15 июня понедельник.

«В свете недавнего инцидента на ежегодной летней выставке в Британском музее можно только с удивлением покачать головой, узнав о привычке вышеуказанного джентльмена так упорствовать — он совершает одну глупость за другой. Этот лорд завоевал — честно или нечестно, предоставляем судить читателям, — руку первой красавицы Лондона, бриллианта чистой воды, в чем даже самые ожесточенные женоненавистники не могут ей отказать. Эта знатная модная леди, девушка несравненной красоты и грации, должна была бы, как нам казалось, пробудить чувство беспредельной преданности в любом мужском сердце, не ожесточенном годами распутства и разврата, а также грубым пренебрежением общепринятыми правилами и обязательствами. Известно, что растрата когда-то немалого фамильного состояния, оставленного джентльмену любящим отцом, сделала его почти нищим. Верно и то, что Лондон уже много лет не становился свидетелем столь постыдного небрежения и неуважения к тому неписаному закону, который хотя и позволяет джентльмену игнорировать требования кредиторов, но все же требует отдавать друзьям долги чести. Для того чтобы найти подобный вопиющий случай, мы должны вернуться в 1816 год, когда Бо Браммел покинул эти берега под покровом ночи, оставив друзей выплачивать тридцать тысяч фунтов совместно взятого кредита, не говоря уже о тех суммах, что одолжили ему различные люди, не считавшиеся его друзьями.

В этот момент мы не знаем, что и думать. Можем только пересказать читателям очередной инцидент. В воскресенье вечером вышеуказанный джентльмен был замечен в тихом уголке отеля “Брансуик”. Конечно, нет ничего необычного в том, что компании джентльменов часто наслаждаются прекрасными ужинами этого отеля. Однако единственной компаньонкой этого джентльмена была молодая французская вдова, которую часто видят рядом с братом невесты этого джентльмена».

«Мэзон Нуар».

День вторника.

— Нет-нет! — воскликнула Марселина. — О чем ты только думаешь, Софи?! Леди Кларе необходимо надеть белое.

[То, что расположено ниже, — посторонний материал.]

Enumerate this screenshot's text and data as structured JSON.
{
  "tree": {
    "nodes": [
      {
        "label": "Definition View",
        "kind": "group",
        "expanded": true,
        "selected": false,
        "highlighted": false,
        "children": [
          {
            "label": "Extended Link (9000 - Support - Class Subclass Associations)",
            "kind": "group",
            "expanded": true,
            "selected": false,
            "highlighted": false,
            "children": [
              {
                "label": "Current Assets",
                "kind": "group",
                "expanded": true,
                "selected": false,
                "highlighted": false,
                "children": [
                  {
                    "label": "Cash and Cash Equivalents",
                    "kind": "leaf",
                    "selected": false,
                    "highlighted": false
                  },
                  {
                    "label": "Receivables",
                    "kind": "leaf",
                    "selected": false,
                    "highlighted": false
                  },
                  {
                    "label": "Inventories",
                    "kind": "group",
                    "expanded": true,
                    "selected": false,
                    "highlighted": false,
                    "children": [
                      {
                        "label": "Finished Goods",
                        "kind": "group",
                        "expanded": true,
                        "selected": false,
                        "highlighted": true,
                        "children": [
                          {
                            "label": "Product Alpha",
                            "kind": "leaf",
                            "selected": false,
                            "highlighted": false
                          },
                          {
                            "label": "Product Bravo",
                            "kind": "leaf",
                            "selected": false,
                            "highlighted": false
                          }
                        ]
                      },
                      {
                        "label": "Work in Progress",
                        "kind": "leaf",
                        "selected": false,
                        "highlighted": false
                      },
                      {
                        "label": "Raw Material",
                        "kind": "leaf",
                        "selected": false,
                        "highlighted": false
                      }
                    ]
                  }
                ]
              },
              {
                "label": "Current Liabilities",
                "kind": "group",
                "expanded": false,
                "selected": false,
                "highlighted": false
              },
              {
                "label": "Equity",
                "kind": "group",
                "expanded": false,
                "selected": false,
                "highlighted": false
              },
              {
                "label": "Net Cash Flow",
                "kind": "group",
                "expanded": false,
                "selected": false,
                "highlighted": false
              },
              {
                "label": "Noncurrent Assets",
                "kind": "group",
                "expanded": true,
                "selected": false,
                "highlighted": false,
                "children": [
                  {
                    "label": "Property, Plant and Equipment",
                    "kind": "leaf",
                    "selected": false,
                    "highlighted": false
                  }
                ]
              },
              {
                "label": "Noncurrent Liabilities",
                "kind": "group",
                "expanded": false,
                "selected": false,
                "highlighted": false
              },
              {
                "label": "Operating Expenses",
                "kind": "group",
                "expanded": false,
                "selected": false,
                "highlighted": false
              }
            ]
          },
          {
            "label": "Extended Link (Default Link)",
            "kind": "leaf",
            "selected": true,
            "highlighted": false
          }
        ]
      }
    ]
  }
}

А ты будешь в голубом.

— Мне казалось, что ты сшила сливовое специально для этого бала, — ответила Софи, пожав плечами.

— Это было до того, как я увидела оба платья вместе, а тебя — рядом с леди Кларой, — возразил Марселина. — Нет-нет, никакого сливового. Об этом и речи быть не может. Слишком резкий контраст. — Она указала на два манекена в упомянутых платьях.

Всего манекенов было двенадцать, и Леони не одобряла такого мотовства. Зато манекены были великолепны и производили огромное впечатление на заказчиц. У Даудни было только два, да и те можно было назвать старой рухлядью.

— Разумеется, контраст велик, — ответила Софи. — Я неотразимая молодая вдова. А леди Клара — незамужняя молодая леди.

— Да, знаю, — кивнула Марселина. — Но если леди Клара наденет белое, а ты — сливовое, разница покажется чересчур огромной. И многие получат повод усомниться в твоей добродетели. Одно дело — быть неотразимой. Это волнует. И совсем другое — женщиной нестрогих правил. А таких «свет» судит и выносит приговор.

Герцогиня повернулась к брату леди Клары.

— Взываю к вам, лорд Лонгмор.

Граф поспешно отступил и пробормотал:

— Нет-нет, благодарю. Когда речь заходит о дамских нарядах, я отказываюсь вступать в споры.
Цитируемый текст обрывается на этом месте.